There could be few more appropriate nights to bring up this motion than tonight because the prize fund for the National Lottery tonight is £2 million. Before one goes out to buy their card — it is now too late — this constitutes only the top prize. Although there are numerous other prizes as well, the top prize will entice many punters to buy the cards. The whole prize fund for charitable lotteries is limited to £10,000. This means that the best one can have for a top prize is approximately £6,000-£7,000. No matter how altruistic people are about supporting charities, they are bound to be swayed by the huge prizes offered by the national lottery.
The charitable lotteries constitute an important method of fund-raising in the voluntary sector. In the report, Charitable Giving and Volunteering in the Republic of Ireland, published in 1991 by the National College of Industrial Relations, the charity lottery ticket was one of the six most popular means of fund raising for the voluntary sector. The same report states that public donations to charities are approximately £250 million per annum. Of this amount, 6.5 per cent, or £16 million, is raised by charitable lotteries.
The important role of charitable lotteries has always been recognised by Government. Conscious that the voluntary sector relied on this form of fund raising for decades, the Government increased the prize fund for charitable lotteries before the launch of the national lottery in 1987 so as to enable the charitable lotteries to compete with the new national lottery. Prior to 1987 the Gaming and Lotteries Act, 1956, imposed a limit of £500 on the weekly prizes. However, in 1987 the then Minister for Justice, Deputy Dukes, increased the limit to £10,000 by statutory instrument. The Minister was empowered to do so under section 33 of the National Lottery Act, 1986.
In 1986 the then Taoiseach, Deputy Garret FitzGerald, gave two commitments to charities when the national lottery was instituted. First, he stated that the national lottery would not affect the general fund raising activities of other charities and, secondly, that charities which were fund raising by means of lotteries would be allowed to compete with the national lottery. Neither of these commitments has been honoured.
It is estimated that £20 million to £25 million of the £252 million spent by the public on the national lottery in 1992 was at the expense of charities. These charities have been unable to compete on an equal basis with the national lottery, which now accounts for 94 per cent of the Irish lottery business, because of the restriction on prize funds in charitable lotteries to £10,000 per week. Charities have not been major beneficiaries from the national lottery. In 1992 the annual report of the national lottery stated that the total cumulative grants to voluntary bodies in the social welfare area was just over £8 million for the period 1987-92. This figure represents 2.4 per cent of the national lottery's surplus during the same period, or £350 per charity of the 4,000 charities in the voluntary sector in Ireland.

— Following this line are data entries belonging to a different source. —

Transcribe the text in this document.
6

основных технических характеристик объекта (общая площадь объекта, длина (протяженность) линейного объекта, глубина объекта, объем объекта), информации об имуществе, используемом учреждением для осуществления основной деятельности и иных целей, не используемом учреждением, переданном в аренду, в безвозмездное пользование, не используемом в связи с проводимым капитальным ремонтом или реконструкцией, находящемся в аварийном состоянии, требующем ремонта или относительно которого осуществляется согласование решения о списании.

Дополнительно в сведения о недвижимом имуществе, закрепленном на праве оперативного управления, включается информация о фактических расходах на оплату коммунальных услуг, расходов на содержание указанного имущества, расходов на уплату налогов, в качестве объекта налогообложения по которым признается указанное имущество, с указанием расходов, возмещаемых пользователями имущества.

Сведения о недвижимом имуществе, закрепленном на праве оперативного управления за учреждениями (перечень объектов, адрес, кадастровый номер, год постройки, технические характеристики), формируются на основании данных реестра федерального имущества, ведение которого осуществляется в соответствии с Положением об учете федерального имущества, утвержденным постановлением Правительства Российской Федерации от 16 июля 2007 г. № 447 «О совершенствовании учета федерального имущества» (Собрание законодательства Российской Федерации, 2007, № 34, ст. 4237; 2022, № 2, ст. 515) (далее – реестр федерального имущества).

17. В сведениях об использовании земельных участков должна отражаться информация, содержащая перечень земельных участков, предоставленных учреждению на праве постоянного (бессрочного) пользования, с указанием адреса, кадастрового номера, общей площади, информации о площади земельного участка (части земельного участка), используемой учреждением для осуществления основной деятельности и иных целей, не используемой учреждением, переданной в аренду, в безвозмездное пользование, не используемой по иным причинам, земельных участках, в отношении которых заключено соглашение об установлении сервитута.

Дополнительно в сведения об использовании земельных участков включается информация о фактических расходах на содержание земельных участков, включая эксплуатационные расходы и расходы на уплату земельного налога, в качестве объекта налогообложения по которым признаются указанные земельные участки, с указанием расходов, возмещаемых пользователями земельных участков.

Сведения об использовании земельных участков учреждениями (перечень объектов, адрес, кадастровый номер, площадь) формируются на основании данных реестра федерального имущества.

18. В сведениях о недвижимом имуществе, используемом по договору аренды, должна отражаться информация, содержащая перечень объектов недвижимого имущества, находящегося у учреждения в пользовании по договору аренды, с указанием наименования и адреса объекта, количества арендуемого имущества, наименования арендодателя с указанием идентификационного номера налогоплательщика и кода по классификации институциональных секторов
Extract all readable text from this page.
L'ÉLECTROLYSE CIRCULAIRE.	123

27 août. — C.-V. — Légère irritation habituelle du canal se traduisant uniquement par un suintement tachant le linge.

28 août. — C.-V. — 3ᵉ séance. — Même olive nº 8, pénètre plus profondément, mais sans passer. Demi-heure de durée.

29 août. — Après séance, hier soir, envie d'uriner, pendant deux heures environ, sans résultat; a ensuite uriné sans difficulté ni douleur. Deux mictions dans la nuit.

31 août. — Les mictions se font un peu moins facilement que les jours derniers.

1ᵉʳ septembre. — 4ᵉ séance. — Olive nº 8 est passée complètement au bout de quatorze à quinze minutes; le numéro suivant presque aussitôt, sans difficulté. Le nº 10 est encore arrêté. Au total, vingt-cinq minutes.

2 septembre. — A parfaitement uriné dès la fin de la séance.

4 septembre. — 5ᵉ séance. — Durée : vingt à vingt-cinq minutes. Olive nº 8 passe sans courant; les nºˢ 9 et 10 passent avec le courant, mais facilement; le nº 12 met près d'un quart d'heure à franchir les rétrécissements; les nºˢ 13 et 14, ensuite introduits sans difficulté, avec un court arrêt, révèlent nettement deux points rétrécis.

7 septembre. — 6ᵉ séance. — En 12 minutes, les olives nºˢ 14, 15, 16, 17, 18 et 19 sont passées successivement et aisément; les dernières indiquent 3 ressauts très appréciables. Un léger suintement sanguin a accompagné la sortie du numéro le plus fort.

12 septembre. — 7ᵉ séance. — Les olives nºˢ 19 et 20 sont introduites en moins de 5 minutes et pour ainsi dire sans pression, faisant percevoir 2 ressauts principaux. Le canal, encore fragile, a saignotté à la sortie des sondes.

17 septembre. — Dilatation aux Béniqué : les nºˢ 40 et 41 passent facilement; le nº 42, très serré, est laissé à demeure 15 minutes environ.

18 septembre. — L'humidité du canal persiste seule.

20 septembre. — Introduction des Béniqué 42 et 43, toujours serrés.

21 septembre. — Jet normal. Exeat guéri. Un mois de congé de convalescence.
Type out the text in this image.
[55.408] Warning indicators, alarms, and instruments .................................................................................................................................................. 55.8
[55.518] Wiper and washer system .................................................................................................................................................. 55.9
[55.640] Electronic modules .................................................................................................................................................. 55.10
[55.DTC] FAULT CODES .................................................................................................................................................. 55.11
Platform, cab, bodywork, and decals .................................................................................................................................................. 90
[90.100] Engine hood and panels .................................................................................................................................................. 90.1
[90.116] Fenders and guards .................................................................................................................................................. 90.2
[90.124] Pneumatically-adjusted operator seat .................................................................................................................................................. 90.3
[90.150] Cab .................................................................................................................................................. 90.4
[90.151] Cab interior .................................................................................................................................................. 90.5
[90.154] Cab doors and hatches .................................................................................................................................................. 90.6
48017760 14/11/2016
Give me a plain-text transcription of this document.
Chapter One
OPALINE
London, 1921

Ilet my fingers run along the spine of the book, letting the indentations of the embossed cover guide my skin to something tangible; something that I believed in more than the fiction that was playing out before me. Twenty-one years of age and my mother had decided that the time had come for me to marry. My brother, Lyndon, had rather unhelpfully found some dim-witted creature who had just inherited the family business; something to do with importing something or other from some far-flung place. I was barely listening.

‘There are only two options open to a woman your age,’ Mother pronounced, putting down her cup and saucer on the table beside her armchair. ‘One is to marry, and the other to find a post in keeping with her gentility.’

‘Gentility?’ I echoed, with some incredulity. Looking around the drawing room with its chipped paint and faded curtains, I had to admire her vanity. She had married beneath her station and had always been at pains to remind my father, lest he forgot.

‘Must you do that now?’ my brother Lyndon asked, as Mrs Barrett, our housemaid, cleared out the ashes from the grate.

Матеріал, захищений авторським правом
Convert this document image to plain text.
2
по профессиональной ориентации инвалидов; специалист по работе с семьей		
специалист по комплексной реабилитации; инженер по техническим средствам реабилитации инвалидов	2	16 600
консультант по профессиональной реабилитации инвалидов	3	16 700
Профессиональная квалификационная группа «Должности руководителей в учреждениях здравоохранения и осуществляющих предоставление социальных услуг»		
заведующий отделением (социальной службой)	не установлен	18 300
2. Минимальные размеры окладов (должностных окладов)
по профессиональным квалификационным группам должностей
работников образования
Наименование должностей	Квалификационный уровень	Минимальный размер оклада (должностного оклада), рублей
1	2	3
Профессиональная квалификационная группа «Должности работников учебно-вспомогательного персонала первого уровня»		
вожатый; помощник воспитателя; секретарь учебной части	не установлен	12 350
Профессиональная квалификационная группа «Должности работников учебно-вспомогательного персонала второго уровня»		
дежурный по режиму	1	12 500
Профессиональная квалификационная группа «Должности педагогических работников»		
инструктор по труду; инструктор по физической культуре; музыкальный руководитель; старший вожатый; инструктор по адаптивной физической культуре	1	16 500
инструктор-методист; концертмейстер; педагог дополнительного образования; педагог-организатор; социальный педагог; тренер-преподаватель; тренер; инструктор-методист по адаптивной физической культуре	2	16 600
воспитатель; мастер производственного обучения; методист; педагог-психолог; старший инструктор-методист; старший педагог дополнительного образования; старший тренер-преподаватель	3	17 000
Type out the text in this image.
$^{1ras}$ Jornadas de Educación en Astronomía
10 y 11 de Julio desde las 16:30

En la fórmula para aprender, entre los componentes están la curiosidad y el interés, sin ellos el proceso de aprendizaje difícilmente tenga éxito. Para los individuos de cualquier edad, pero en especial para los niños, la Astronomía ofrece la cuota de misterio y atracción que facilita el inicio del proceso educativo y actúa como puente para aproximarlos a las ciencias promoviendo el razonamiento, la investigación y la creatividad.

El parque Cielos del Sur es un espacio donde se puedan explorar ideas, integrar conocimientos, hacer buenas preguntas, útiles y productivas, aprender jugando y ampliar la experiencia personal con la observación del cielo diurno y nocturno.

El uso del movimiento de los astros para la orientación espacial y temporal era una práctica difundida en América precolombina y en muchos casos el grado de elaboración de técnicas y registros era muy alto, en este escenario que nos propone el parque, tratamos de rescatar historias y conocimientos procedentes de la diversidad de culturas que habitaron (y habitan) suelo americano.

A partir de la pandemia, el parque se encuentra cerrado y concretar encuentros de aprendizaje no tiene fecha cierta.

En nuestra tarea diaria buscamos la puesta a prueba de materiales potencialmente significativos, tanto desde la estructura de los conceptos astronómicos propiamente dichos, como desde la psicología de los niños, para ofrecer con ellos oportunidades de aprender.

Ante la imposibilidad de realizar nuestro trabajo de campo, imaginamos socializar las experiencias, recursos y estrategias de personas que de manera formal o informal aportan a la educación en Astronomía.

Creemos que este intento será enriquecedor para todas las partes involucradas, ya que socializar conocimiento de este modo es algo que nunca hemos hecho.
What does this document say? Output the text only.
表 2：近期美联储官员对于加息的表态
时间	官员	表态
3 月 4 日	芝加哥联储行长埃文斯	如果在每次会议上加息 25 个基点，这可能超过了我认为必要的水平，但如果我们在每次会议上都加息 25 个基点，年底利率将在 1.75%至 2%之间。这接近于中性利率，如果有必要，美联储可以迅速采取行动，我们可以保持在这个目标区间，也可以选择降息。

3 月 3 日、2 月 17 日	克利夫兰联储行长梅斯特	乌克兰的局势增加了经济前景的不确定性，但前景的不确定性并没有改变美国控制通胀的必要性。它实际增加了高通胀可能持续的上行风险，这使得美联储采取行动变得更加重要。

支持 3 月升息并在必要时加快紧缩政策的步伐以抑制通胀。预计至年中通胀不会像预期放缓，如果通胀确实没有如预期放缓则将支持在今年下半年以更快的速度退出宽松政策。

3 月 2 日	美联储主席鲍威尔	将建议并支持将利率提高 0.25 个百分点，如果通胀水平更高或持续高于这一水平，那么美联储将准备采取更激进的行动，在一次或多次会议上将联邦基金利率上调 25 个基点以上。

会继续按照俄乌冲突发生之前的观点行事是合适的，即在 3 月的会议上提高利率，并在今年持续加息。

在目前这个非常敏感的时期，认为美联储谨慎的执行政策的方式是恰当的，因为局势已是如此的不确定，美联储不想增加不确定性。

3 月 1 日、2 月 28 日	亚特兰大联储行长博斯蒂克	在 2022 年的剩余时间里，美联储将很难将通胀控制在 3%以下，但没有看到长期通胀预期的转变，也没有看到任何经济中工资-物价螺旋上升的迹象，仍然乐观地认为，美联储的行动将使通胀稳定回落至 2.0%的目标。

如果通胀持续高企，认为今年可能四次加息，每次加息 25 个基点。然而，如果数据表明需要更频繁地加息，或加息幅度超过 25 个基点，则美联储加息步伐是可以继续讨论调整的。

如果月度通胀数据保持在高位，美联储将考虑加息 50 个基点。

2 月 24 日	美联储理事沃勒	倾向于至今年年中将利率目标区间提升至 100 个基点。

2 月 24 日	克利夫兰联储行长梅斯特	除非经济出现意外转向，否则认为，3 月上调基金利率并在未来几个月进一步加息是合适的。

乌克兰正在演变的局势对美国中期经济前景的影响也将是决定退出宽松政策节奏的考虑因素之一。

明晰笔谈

When the national lottery was launched in 1987, it was evident that it was having a negative impact on the voluntary sector. Six years have passed since then and the matter has now reached crisis proportions. Some 16 of Ireland's leading charities who depended on lotteries as a means of fund raising made a submission to the then Taoiseach in June 1991 to increase the prize fund. These charities included the Alzheimers Society of Ireland, the Central Remedial Clinic, The Cheshire Foundation in Ireland, Clashganna Mills, Galway Association for Mentally Handicapped Children, the Mater Foundation, Multiple Sclerosis Care Foundation, The Multiple Sclerosis Society of Ireland, Cerebral Palsy Ireland, Our Lady's Hospital for Sick Children Research, The Polio Fellowship of Ireland, the Rehabilitation Institute, St. Michael's House, St. Patrick's Hospital in Cork, St. Vincent's Hospital Educational Trust, and Special Olympics Ireland.
While the charitable lotteries would like to see the prize fund based on a percentage of the lottery income rather than on a finite sum, in the long term they would like the Minister for Justice, Deputy Geoghegan-Quinn, to increase the prize fund limit from £10,000 to £250,000 in the interim. This could be done immediately by statutory order, as the Minister knows. This would allow the charitable lotteries to give other large prizes as well as a top prize of £100,000.
It is worth making the point that the British Government increased the top prize money in their charitable lotteries from £12,500 to £100,000 when drafting their new national lottery legislation. The British Government made this decision after studying the negative effect which the national lottery in Ireland had on our charities.
There is no need for me to remind the Minister that if the voluntary sector did not exist, the funding for the services would have to be provided by the Exchequer. Consequently, direct support from the public to these charities is a substitute for Exchequer funding in the same way as the national lottery supports art, culture, the health services and so on.
This is an important problem and the Irish charitable lotteries, which have only a small share of the lottery in Ireland — it is only 6 per cent — should be helped immediately so that its existing share is not further eroded. Otherwise, its fund raising money will be negligible. This would be a great Christmas present for the charities. I ask the Minister to give it favourable consideration.
I forgot to ask if I could share my time with Senator Belton?